To state a claim for supervisory liability under § 1983, the plaintiff must identify the specific supervisory practice or procedure the supervisor failed to follow, and show that: "(1) the existing policy or practice created an unreasonable risk of the Eighth Amendment injury; (2) the supervisor was aware that the unreasonable risk was created, (3) the supervisor was indifferent to that risk; and (4) the injury resulted from the policy or practice." Beers-Capitol v. Whetzel, 256 F.3d 120, 134 (3d Cir. 2001). An allegation that the injury would not have occurred had the supervisor "'done more'" is insufficient. Brown v. Muhlenberg Twp., 269 F.3d 205, 216 (3d Cir. 2001) (quoting Sample v. Diecks, 885 F.2d 1099, 1118 (3d Cir. 1989)). The plaintiff must identify specific acts or omissions of the supervisor that show deliberate indifference and establish a connection between the act or omission and the injury. Id.; Collins v. Williams, 575 F. Supp.2d 610, 615 (D. Del. 2008) (citing Sample, 885 F.2d at 1118)).
Haynes has not alleged a single act showing that Moore had any involvement in his dental treatment. Nor has he identified a supervisory policy or practice that Moore failed to follow. Indeed, the only allegation made against Moore is that he failed to conduct a legitimate investigation into Haynes's grievance.

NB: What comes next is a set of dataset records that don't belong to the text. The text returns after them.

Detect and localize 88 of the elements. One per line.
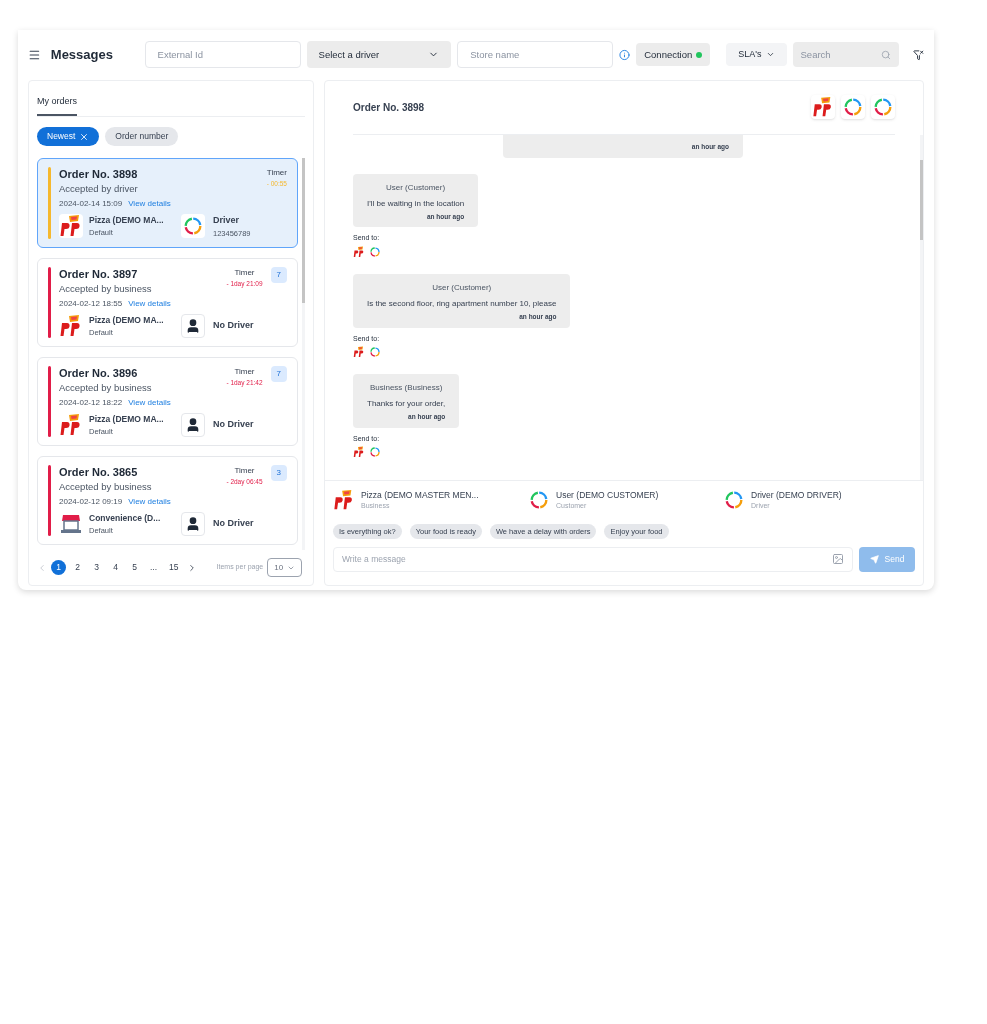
order-status: Accepted by business [59, 281, 152, 296]
per-page-select[interactable]: 10 [267, 558, 303, 577]
driver-name: No Driver [213, 319, 254, 332]
page-button[interactable]: 5 [127, 560, 142, 575]
driver-avatar [181, 313, 205, 338]
message-count: 7 [270, 365, 287, 382]
page-button[interactable]: 1 [51, 560, 66, 575]
connection-label: Connection [644, 47, 693, 62]
message-author: User (Customer) [432, 281, 492, 294]
message-input[interactable]: Write a message [342, 552, 832, 566]
sort-chip[interactable]: Newest [37, 127, 100, 146]
timer-label: Timer [266, 167, 287, 179]
pizza-logo-icon [812, 96, 834, 118]
page-button[interactable]: 2 [70, 560, 85, 575]
send-icon [869, 554, 879, 564]
sort-chip[interactable]: Order number [105, 127, 179, 146]
sla-dropdown[interactable]: SLA's [726, 43, 787, 67]
message-author: User (Customer) [386, 181, 446, 194]
remove-icon[interactable] [79, 131, 90, 142]
driver-name: No Driver [213, 517, 254, 530]
message-text: Thanks for your order, [367, 398, 446, 410]
business-name: Pizza (DEMO MA... [89, 412, 164, 426]
pizza-logo-icon [59, 412, 83, 437]
page-button[interactable]: 3 [89, 560, 104, 575]
scrollbar[interactable] [302, 158, 305, 550]
search-field[interactable]: Search [792, 42, 900, 68]
driver-name: Driver [213, 214, 240, 227]
view-details-link[interactable]: View details [128, 394, 171, 411]
info-icon[interactable] [619, 48, 631, 61]
pizza-logo-icon [353, 446, 365, 459]
pizza-logo-icon [59, 214, 83, 239]
order-title: Order No. 3865 [59, 464, 139, 479]
filter-field[interactable]: Store name [457, 41, 614, 69]
driver-select[interactable]: Select a driver [306, 41, 452, 69]
ring-logo-icon [872, 96, 894, 118]
participant-name: Driver (DEMO DRIVER) [751, 488, 842, 502]
order-date: 2024-02-12 18:22 [59, 396, 123, 409]
order-status: Accepted by business [59, 479, 152, 494]
timer-label: Timer [234, 464, 255, 477]
participant-name: Pizza (DEMO MASTER MEN... [361, 488, 479, 502]
order-status: Accepted by driver [59, 182, 138, 196]
message-field[interactable]: Write a message [333, 546, 853, 572]
page-button[interactable]: 15 [165, 560, 183, 575]
search-input[interactable]: Search [800, 47, 881, 62]
ring-logo-icon [842, 96, 864, 118]
order-title: Order No. 3898 [59, 167, 138, 181]
message-text: I'll be waiting in the location [367, 197, 465, 210]
ring-logo-icon [369, 346, 381, 358]
pizza-logo-icon [353, 346, 365, 358]
chat-title: Order No. 3898 [353, 100, 425, 115]
view-details-link[interactable]: View details [128, 493, 171, 510]
order-date: 2024-02-14 15:09 [59, 198, 123, 210]
participant-logo[interactable] [811, 95, 835, 119]
message-count: 3 [270, 464, 287, 481]
participant-logo[interactable] [871, 95, 895, 119]
page-title: Messages [50, 46, 114, 64]
ring-logo-icon [369, 446, 381, 459]
message-text: Is the second floor, ring apartment number 10, please [367, 297, 557, 310]
business-name: Pizza (DEMO MA... [89, 313, 164, 327]
view-details-link[interactable]: View details [128, 295, 171, 312]
search-icon [881, 49, 892, 60]
page-button[interactable]: ... [146, 560, 162, 575]
view-details-link[interactable]: View details [128, 196, 171, 212]
business-name: Pizza (DEMO MA... [89, 214, 164, 228]
message-count: 7 [270, 266, 287, 283]
driver-avatar [181, 511, 205, 536]
order-status: Accepted by business [59, 380, 152, 395]
participant-name: User (DEMO CUSTOMER) [556, 488, 659, 502]
order-title: Order No. 3896 [59, 365, 139, 380]
participant-logo[interactable] [841, 95, 865, 119]
order-date: 2024-02-12 18:55 [59, 297, 123, 310]
pizza-logo-icon [353, 245, 365, 258]
clear-filter-icon[interactable] [913, 48, 924, 61]
pizza-logo-icon [59, 313, 83, 338]
ring-logo-icon [369, 245, 381, 258]
message-author: Business (Business) [369, 382, 443, 394]
order-date: 2024-02-12 09:19 [59, 495, 123, 508]
orders-tab[interactable]: My orders [37, 94, 77, 116]
timer-label: Timer [234, 266, 255, 279]
image-icon[interactable] [832, 553, 844, 566]
timer-label: Timer [234, 365, 255, 378]
business-name: Convenience (D... [89, 511, 161, 525]
pizza-logo-icon [333, 489, 355, 512]
page-button[interactable]: 4 [108, 560, 123, 575]
driver-avatar [181, 412, 205, 437]
order-title: Order No. 3897 [59, 266, 139, 281]
filter-field[interactable]: External Id [144, 41, 301, 69]
driver-name: No Driver [213, 418, 254, 431]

As we have discussed earlier, a warden's participation in the review of a grievance is insufficient to establish personal involvement. Collins, 575 F.Supp.2d at 615 (citing Brooks v. Beard, 167 Fed.Appx. 923, 925 (3d Cir. 2006)); Knight v. Ebbert, No. 09-0060, 2010 WL 1133319 *4 (M.D. Pa. March 23, 2010) ("Simply making the warden aware of a medical issue is insufficient to impose liability."). In addition, a non-physician defendant like Moore, cannot be held liable for deliberate indifference to an inmate's medical needs if the inmate is receiving treatment from the institution's health care staff. Id. (citing Durmer v. O'Carroll, 991 F.2d 64, 69 (3d Cir. 1993). Thus, Haynes has failed to state a cause of action for cruel and unusual punishment against Moore.*fn2
Because Haynes has failed to state a claim against Moore, the motion to dismiss the complaint as to Moore will be granted.